Selain Suharso, Raker Pansus RUU Otsus Papua juga dihadiri Wakil Kepala Badan Intelijen Negara Letjen (Purn) Teddy Lhaksmana dan Kepala Bais TNI Letjen Joni Supriyanto.
Suharso juga memaparkan, BPK menilai kinerja pengelolaan keuangan pemda juga belum optimal. Hasil audit BPK pada 2018, misalnya, masih ada 51,7 persen kabupaten/kota di Provinsi Papua yang mendapatkan opini keuangan disclaimer dan adverse. Opini keuangan disclaimer artinya BPK tidak memberikan pendapat karena auditor tidak memperoleh bukti yang cukup dan tepat untuk mendasari opini. Adapun untuk opini keuangan adverse artinya adalah opini tidak wajar.
Untuk Papua Barat, status audit keuangan relatif lebih baik. Setidaknya 61,5 persen kabupaten/kota berstatus wajar tanpa pengecualian (WTP) dan 38,5 persen kabupaten/kota berstatus wajar dengan pengecualian.
Dana otsus yang salah satunya bertujuan untuk meningkatkan Indeks Pembangunan Manusia (IPM) Papua juga belum tepat sasaran. Manfaat dana otsus belum dirasakan sepenuhnya oleh orang asli Papua. Alokasi belanja pendidikan yang ditetapkan sebesar 30 persen dan belanja kesehatan 15 persen dari total dana otsus belum terpenuhi.

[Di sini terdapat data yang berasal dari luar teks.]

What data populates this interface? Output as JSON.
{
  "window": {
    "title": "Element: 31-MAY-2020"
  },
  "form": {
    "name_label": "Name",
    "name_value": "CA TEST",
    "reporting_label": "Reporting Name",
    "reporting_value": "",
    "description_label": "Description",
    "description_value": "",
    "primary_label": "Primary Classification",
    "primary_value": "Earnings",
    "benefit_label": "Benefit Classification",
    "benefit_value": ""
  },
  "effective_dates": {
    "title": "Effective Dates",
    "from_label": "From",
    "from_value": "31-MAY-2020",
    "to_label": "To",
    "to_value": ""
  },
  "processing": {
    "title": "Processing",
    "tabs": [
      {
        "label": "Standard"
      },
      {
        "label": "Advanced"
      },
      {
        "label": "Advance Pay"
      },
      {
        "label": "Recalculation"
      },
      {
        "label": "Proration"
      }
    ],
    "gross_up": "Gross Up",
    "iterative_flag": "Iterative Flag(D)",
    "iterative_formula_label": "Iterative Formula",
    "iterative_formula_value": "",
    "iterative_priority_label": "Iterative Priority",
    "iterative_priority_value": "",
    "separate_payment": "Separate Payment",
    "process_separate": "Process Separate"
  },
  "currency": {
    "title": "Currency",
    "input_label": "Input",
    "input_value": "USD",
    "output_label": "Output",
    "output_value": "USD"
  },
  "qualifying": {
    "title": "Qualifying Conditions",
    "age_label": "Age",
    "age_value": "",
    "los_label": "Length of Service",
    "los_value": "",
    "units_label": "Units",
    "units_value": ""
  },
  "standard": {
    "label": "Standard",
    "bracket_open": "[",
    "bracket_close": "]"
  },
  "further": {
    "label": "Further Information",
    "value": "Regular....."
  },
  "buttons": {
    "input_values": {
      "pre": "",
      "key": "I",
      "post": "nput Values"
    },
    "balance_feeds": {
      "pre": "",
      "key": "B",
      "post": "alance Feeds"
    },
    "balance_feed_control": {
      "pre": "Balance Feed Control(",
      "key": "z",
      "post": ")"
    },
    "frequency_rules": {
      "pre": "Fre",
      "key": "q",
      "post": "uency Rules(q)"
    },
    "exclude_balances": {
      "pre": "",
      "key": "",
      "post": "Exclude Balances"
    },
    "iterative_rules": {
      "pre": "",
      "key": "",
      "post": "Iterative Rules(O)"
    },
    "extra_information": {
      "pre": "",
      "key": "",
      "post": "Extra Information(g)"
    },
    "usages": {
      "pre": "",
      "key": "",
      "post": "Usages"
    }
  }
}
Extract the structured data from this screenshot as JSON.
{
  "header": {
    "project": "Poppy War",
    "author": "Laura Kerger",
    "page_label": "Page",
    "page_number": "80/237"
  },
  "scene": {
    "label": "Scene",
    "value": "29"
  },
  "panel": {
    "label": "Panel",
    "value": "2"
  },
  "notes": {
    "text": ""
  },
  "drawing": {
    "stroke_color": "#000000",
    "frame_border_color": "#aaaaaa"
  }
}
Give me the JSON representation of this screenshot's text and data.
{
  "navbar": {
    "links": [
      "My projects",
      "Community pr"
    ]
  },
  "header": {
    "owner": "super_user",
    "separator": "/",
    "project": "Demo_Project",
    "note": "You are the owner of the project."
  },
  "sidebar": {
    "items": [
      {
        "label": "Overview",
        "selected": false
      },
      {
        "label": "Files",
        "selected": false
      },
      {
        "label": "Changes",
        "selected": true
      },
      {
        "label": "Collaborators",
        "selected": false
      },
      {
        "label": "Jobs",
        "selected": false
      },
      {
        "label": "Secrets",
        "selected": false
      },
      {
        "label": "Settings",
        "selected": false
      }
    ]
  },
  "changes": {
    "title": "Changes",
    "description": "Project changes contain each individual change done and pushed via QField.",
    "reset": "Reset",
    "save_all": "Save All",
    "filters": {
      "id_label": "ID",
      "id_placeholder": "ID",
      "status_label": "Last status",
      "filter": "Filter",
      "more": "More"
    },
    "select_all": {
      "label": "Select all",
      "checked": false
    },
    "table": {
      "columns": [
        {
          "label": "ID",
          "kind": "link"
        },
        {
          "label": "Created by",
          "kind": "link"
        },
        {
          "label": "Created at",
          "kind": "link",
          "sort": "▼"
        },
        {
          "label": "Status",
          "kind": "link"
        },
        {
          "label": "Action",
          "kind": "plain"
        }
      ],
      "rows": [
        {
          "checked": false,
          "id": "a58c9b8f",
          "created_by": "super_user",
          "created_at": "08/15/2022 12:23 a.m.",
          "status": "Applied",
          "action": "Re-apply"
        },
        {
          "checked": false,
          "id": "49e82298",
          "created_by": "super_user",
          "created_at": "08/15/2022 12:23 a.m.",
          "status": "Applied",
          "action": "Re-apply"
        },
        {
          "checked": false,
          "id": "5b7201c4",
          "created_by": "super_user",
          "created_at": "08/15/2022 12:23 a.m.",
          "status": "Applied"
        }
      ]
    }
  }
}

Di Provinsi Papua, sepanjang tahun 2013-2017 hanya 4,28 persen dana otsus yang dialokasikan untuk pendidikan dan 7,43 persen. Bahkan di Papua Barat, alokasi dana otsus untuk pendidikan hanya 3,52 persen dan kesehatan hanya 2,56 persen.
Atas dasar temuan itulah, menurut Suharso, pemerintah mengusulkan perubahan dua ketentuan draf RUU Otsus Papua, yakni terkait besaran anggaran dana otsus serta kewenangan pemekaran wilayah. Jika dana otsus ditambah, perlu optimalisasi pengawasan pengelolaan dana otsus. Pemerintah juga mengusulkan penguatan peran Majelis Rakyat Papua (MRP), Dewan Perwakilan Rakyat Papua (DPRP), dan masyarakat sipil dalam pengelolaan dana otsus.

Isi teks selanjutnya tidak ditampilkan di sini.